Suppose that $p_1, \dots, p_n$ are nonnegative real numbers such that $p_1 + \cdots + p_n = 1$; denote the corresponding set of vectors by $\Delta_n$.
I am interested in the following function, $f \colon \Delta_n \to \mathbb{R}_+$, given by $$ f(p) = \sum_{k=1}^n \frac{p_k}{\sum_{j=k}^n p_j}. $$ We always have $f(p) \leq n$, using the lower bound $\sum_{j\geq k} p_j \geq p_k$. However I feel this must be a loose bound on the quantity $$ \sup_{p \in \Delta_n} f(p), $$ since it requires that $\sum_{j >k} p_j = 0$ for all $k$ to be met with equality. Hence, I am wondering what the largest $f(p)$ can be when evaluated over the simplex?

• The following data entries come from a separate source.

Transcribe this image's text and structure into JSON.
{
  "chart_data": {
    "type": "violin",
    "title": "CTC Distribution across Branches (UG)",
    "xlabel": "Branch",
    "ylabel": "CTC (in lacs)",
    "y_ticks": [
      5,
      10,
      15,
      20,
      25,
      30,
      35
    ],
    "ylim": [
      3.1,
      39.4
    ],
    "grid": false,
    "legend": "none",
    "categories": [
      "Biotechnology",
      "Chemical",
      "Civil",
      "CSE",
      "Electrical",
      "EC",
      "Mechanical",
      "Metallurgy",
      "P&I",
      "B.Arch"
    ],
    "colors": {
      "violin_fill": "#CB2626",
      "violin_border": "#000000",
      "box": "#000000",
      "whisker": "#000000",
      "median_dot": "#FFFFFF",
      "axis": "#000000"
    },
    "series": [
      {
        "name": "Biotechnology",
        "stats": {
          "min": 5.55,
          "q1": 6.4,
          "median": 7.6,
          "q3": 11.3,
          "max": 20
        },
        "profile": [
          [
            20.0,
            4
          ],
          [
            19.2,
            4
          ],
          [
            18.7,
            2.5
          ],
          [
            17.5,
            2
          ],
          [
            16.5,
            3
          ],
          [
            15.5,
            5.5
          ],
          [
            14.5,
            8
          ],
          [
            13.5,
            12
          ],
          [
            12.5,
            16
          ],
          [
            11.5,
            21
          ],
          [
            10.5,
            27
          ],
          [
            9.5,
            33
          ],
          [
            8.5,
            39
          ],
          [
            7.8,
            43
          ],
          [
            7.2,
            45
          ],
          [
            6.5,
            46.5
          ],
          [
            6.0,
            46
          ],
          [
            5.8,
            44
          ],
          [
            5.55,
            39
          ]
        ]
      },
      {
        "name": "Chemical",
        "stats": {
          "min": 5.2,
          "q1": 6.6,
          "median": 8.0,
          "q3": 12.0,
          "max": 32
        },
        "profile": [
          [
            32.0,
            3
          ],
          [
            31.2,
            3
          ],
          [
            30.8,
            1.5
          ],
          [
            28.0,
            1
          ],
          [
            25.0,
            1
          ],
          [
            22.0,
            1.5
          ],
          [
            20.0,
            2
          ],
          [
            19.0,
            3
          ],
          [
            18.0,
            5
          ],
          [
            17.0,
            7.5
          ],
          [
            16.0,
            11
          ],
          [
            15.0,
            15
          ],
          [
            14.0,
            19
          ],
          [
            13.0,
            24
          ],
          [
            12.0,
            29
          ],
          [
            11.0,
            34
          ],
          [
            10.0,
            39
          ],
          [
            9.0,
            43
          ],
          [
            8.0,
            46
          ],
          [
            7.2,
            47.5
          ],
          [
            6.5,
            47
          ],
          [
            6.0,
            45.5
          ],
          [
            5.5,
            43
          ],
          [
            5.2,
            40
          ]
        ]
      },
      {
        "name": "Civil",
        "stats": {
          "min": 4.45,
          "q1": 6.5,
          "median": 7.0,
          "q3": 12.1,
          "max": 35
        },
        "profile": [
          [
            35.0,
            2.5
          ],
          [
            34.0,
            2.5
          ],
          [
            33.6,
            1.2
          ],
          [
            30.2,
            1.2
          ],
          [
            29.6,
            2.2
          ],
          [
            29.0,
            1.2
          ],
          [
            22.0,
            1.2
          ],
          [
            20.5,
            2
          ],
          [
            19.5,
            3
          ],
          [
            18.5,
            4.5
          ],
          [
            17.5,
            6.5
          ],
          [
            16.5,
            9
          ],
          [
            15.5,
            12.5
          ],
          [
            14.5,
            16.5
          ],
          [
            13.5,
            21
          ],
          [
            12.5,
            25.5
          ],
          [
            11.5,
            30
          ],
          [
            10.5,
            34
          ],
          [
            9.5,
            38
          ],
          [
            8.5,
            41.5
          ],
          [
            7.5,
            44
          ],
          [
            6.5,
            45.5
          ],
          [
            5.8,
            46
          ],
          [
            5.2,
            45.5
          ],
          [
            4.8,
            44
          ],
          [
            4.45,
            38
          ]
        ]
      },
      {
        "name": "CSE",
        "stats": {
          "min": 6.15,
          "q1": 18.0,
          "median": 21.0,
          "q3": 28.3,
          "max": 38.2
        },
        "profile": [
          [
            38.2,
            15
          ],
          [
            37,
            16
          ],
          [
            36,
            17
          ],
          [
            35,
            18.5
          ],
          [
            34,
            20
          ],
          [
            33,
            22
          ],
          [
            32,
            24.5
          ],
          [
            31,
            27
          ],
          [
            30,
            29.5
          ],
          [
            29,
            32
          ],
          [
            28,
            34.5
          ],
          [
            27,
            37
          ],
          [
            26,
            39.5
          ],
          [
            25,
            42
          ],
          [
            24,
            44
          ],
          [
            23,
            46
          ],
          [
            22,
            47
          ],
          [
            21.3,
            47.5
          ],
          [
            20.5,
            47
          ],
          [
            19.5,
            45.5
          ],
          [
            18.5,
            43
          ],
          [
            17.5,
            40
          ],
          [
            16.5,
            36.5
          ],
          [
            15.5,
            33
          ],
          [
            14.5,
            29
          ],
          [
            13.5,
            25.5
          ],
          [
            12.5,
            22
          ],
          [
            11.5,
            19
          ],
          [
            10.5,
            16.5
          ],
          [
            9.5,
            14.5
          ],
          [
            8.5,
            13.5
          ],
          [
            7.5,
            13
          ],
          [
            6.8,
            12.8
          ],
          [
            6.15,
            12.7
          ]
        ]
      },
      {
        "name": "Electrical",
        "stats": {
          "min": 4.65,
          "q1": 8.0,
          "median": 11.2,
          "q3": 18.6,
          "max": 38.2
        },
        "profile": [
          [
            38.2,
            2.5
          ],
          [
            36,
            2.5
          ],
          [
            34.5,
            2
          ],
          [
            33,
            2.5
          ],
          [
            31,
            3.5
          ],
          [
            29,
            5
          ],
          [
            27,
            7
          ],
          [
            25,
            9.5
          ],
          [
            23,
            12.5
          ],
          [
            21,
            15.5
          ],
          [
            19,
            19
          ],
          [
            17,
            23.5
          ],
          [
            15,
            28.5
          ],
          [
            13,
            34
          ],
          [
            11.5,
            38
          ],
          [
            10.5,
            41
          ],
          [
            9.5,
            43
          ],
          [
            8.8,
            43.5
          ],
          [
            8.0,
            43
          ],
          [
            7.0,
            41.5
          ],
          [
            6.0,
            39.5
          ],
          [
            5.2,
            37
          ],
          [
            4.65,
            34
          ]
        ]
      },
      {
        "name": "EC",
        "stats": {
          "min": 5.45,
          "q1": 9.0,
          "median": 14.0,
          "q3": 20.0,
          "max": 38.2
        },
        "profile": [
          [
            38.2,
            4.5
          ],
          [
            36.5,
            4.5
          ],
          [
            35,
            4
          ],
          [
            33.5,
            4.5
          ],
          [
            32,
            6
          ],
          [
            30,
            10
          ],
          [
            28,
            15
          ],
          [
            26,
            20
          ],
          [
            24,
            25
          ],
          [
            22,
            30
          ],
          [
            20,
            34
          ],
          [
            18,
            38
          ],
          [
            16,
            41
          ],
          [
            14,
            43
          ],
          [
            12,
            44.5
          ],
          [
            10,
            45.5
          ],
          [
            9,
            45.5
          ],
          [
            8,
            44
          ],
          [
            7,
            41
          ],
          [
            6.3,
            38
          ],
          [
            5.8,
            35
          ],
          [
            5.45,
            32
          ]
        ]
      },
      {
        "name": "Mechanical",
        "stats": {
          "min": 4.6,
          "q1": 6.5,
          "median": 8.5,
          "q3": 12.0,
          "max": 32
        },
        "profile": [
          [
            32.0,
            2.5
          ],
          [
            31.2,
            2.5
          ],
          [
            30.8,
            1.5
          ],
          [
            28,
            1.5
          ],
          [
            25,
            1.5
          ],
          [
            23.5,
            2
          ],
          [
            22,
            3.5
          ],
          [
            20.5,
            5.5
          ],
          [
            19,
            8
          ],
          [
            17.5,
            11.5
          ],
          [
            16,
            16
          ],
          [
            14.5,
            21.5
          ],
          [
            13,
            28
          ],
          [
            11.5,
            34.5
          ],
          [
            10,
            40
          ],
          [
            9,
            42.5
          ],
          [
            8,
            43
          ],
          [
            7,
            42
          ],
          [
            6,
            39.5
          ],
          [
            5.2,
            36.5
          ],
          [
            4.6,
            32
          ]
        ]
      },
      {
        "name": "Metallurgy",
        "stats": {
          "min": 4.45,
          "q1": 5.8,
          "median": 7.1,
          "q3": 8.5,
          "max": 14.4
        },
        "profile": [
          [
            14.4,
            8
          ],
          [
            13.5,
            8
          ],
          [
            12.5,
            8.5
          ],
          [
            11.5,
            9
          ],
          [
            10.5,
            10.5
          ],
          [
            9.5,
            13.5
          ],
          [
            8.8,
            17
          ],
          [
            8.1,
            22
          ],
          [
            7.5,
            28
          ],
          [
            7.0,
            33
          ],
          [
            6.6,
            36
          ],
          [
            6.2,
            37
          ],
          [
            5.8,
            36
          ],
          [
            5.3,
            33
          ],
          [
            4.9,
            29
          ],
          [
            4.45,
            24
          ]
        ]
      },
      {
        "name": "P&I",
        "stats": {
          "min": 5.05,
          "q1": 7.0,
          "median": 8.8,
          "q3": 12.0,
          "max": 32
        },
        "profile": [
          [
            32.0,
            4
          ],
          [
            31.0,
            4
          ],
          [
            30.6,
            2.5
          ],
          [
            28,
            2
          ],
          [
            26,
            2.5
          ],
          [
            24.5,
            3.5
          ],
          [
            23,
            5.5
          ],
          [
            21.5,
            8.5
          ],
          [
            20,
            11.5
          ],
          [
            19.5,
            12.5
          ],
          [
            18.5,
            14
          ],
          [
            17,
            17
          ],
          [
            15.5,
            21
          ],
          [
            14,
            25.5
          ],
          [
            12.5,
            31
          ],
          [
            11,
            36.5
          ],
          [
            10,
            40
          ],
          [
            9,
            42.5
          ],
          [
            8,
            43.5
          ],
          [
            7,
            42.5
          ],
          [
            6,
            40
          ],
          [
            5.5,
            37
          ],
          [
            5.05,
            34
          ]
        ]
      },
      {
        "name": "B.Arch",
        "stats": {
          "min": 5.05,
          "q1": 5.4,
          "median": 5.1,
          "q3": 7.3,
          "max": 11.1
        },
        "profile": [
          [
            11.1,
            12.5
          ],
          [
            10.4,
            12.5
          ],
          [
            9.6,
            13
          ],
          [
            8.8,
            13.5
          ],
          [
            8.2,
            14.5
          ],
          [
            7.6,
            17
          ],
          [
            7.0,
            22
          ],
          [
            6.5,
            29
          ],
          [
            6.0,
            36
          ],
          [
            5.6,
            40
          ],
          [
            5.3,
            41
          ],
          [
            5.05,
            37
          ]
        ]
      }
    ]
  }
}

Take $0<r<1$ and put $p_k=(r^{k-1}-r^k)/(1-r^n)$ for $1\leqslant k\leqslant n$. Then $$\sum_{k=1}^n\frac{p_k}{\sum_{j=k}^n p_j}=\sum_{j=1}^n\frac{r^{k-1}-r^k}{r^{k-1}-r^n}\underset{\color{gray}{\big[j=n-k+1\big]}}{=}\sum_{j=1}^n\frac{1-r}{1-r^j}.$$ This tends to $n$ as $r\to0$, thus $\sup_{p\in\Delta_n}f(p)=n$.